E-mail is an easy, environmentally friendly way to get information out to students. It doesn’t require any paper to print on or any gasoline to distribute it. It should be the main way that the university communicates with students.

Amidst the ironic mobile billboards and the 12 flat-screen TVs, there is one campus organization that really gets it: the Resident Hall Association (RHA). RHA is the on-campus student government that helps students communicate with the directors of the residence halls. It was at an RHA meeting that representatives from Residence Life brought up the idea of a trayless cafeteria to see what students thought. Not using trays would save money, water use and soap use. The idea was given good feedback and now Yakeley is completely trayless. RHA also helped to bring recycling facilities to the residence halls.

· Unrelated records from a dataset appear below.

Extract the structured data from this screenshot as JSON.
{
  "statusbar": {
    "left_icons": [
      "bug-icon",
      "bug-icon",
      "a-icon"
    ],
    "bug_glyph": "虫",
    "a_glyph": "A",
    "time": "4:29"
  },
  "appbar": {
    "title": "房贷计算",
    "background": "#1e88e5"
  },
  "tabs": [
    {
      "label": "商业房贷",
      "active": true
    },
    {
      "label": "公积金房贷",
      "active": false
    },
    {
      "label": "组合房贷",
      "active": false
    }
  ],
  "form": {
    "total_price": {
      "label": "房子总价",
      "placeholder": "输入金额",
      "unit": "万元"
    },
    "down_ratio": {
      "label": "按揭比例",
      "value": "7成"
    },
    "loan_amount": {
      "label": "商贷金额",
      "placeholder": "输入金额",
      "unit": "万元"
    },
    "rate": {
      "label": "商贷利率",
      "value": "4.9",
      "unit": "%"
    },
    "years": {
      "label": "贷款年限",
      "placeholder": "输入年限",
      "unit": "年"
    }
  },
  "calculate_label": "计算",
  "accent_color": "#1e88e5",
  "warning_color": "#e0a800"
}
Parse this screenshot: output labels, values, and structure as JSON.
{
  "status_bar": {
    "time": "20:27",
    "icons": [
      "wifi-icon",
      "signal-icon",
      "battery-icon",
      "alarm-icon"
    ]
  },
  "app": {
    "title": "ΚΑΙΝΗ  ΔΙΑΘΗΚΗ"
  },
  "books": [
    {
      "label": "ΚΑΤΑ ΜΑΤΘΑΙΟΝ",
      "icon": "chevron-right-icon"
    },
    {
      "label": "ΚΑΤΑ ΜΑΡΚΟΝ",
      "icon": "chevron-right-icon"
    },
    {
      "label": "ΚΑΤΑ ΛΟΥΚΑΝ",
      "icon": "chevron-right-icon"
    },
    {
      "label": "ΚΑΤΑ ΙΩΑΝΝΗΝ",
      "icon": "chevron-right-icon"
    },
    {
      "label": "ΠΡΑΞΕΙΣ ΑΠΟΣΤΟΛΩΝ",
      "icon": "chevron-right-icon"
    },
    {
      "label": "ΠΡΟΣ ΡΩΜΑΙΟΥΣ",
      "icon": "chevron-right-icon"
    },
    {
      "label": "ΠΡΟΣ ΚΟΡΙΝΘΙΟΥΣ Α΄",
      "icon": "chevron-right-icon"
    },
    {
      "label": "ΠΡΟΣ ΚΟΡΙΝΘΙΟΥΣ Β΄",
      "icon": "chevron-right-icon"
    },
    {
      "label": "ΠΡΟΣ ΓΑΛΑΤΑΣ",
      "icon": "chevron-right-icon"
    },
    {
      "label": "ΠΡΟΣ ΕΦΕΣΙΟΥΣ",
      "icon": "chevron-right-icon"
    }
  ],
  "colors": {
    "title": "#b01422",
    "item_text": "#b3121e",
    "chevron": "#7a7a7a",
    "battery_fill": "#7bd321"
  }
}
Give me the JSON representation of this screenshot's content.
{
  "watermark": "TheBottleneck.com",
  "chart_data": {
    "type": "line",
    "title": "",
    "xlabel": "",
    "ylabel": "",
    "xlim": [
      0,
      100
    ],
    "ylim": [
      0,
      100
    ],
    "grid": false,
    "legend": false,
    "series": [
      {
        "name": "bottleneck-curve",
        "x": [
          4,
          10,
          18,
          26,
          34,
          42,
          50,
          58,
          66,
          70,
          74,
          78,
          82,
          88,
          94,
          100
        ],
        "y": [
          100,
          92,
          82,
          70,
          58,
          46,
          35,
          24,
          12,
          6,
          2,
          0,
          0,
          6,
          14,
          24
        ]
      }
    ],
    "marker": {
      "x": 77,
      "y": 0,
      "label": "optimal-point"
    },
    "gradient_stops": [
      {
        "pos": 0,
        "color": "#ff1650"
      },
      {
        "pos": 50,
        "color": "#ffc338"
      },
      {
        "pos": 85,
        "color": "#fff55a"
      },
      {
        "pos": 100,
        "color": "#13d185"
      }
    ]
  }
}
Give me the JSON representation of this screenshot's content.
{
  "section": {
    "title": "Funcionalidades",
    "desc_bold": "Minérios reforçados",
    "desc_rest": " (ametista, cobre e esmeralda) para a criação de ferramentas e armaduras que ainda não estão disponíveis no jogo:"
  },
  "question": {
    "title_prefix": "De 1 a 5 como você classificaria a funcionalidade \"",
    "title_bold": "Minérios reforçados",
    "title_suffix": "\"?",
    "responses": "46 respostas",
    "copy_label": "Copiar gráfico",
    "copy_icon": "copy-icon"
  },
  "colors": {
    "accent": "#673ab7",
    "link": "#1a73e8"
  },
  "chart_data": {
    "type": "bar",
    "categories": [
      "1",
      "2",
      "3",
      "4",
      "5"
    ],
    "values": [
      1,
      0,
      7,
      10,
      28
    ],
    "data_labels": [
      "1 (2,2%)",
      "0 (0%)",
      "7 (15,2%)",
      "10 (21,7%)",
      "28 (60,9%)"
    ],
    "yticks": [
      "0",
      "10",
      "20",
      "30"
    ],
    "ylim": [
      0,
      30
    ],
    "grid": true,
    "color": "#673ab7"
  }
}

In order to conserve paper, RHA advertises mostly on RHA TV, tries to recycle all of its posters and distributes its meetings’ minutes through e-mail instead of print. The RHA Campus Center Cinemas and Movie Office system are also online and use almost no paper.

As well as focusing on reducing paper consumption, RHA has done other things to promote sustainability, like distributing reusable water bottles to dorm residents and advertising with Frisbees made of totally recyclable material.

Journalism senior Jenni Lewis, RHA’s director of PR and Advertising, is proud of MSU’s Go Green initiative. She especially likes that MSU has made the initiative so visible. “It’s a huge accomplishment for the university,” Lewis said.

Lewis said she’s impressed that MSU has taken the first step towards conservation because she knows that a lot of campuses haven’t. She knows that this first step will have to be followed by a second and a third before the university is really sustainable.

That second and third step may start online. “They are still not on the digital form of advertising,” Lewis said. “Students, we’re on Facebook. We’re using all these social networks. They could do something with that and maybe even reach more people.”

Lou Anna, I know you’re trying. We all are. Our culture is shifting from having excessive consumerism to being environmentally aware, and it’s hard to make a university that reflects both of those things. But if MSU’s truly going to be a world-grant institution, we need to be aggressive about protecting that world we’re a part of.